L’inaugurazione è in programma sabato 23 maggio 2026, alle ore 16:00, e offrirà al pubblico un percorso ricco e articolato: disegni, sculture, elaborati grafici, pannelli tematici, testi storici e letterari, fotografie, ricostruzioni e plastici. Un mosaico di linguaggi che testimonia il lavoro svolto durante l’intero anno scolastico 2025-2026 dagli studenti e docenti delle classi 1aS, 1aT, 2aS, 3aX, 4aX, 4aR e 5aR del Liceo.
All'inaugurazione interverranno la Sindaca di Verucchio Lara Gobbi e l'Assessore alla Cultura Maria
Antonietta Pazzini, il Dirigente scolastico Marco Mongelli, le Autorità, la Presidente FIDAPA BPW
“Cesena Malatesta” Maria Teresa Blokar, e i curatori: i docenti Prof.ri Stefano Broccoli e Lara Giannini,
il critico d'arte Vittorio Spampinato e lo storico e scrittore Andrea Antonioli.
Il progetto trae origine dal volume “Paolo e Francesca. Amanti per l'eternità” di Andrea Antonioli (Pazzini editore - Villa Verucchio), i cui studi inediti hanno portato, dopo 750 anni alla scoperta della famiglia della madre di Francesca, per cui sono risultati sorprendenti novità storiche e letterarie che rendono la tragedia ancor più affascinante e dolorosa e mettono in evidenza un legame ancor più profondo con Dante, oltre che precisare e meglio argomentare il movente del duplice delitto.
È nata quindi una produzione di cortometraggi cinematografici, teatrali, artistici e musicali realizzati dal Centro Studi Olim Flaminia di Cesena, che ha coinvolto uno staff di trenta persone, con la collaborazione di varie istituzioni culturali e sociali italiane ed estere e il patrocinio di 38 Comuni italiani, Ministero della Cultura, Regione Emilia-Romagna, le tre Province romagnole di Rimini, Ravenna e Forlì-Cesena, Unione dei Comuni della Val Marecchia, Società di Studi Storici per il Montefeltro, FIDAPA BPW Cesena Malatesta, Conexao Feminina, U.N.U.C.I., WikiPace, WikiPoesia, WikiTeatro, Cattedra delle Donne, Cattedra della Pace, Corpo EcoForestale Nazionale, NuovaMente.

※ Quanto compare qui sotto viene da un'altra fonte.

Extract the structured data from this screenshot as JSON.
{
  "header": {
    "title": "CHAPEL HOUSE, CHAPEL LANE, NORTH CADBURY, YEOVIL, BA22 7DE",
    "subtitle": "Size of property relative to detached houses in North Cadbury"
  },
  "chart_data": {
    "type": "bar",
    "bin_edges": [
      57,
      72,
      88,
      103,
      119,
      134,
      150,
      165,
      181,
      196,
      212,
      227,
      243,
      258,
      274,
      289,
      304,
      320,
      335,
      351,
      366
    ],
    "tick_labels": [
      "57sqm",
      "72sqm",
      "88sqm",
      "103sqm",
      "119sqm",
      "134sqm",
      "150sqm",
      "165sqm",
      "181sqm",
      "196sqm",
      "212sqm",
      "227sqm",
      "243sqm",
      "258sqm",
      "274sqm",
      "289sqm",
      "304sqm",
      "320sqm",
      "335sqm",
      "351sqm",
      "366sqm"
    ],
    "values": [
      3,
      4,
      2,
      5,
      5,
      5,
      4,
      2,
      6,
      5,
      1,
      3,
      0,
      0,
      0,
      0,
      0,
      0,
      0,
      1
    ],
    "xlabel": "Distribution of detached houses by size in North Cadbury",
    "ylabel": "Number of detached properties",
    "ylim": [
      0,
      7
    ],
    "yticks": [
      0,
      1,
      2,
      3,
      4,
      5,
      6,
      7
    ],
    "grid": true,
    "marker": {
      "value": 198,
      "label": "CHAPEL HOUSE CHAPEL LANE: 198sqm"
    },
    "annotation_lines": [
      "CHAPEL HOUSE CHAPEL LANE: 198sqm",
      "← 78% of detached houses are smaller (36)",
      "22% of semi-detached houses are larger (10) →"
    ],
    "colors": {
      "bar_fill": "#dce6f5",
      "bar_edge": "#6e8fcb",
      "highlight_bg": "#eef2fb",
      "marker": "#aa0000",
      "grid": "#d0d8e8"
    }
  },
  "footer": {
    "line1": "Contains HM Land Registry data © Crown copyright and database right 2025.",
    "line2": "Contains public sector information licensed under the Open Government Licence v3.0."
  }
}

La vicenda di Paolo e Francesca, oltre a costituire un bene culturale, un “memorabilia” straordinario e un
patrimonio storico-letterario, sociale e pedagogico unico e totalizzante, è un fenomeno fatto di valori intellettuali, morali e di costume a livello globale che va valorizzato, tutelato, conservato e promosso.
La vicenda di Francesca tocca corde sensibili come e la parità di genere, le condizioni imposte, i matrimoni combinati, la violenza sulla donna e, purtroppo, quell’atroce tipologia di crimini contro l’umanità che comprende i femminicidi, gli uxoricidi e i delitti d’onore. In questo contesto la promozione della parità di genere e l’empowerment della donna rappresentano obiettivi fondamentali per la nostra società, affinché le donne possano esprimere appieno il loro potenziale, affermarsi e raggiungere un proprio ruolo sociale, perché senza l’apporto delle donne la democrazia non può dirsi compiuta.
La mostra, visitabile fino a domenica 7 giugno, si propone come un viaggio nella memoria culturale della Romagna, intrecciando la forza evocativa del mito dantesco con la vitalità dell’interpretazione contemporanea dei giovani artisti e studiosi del Liceo Serpieri.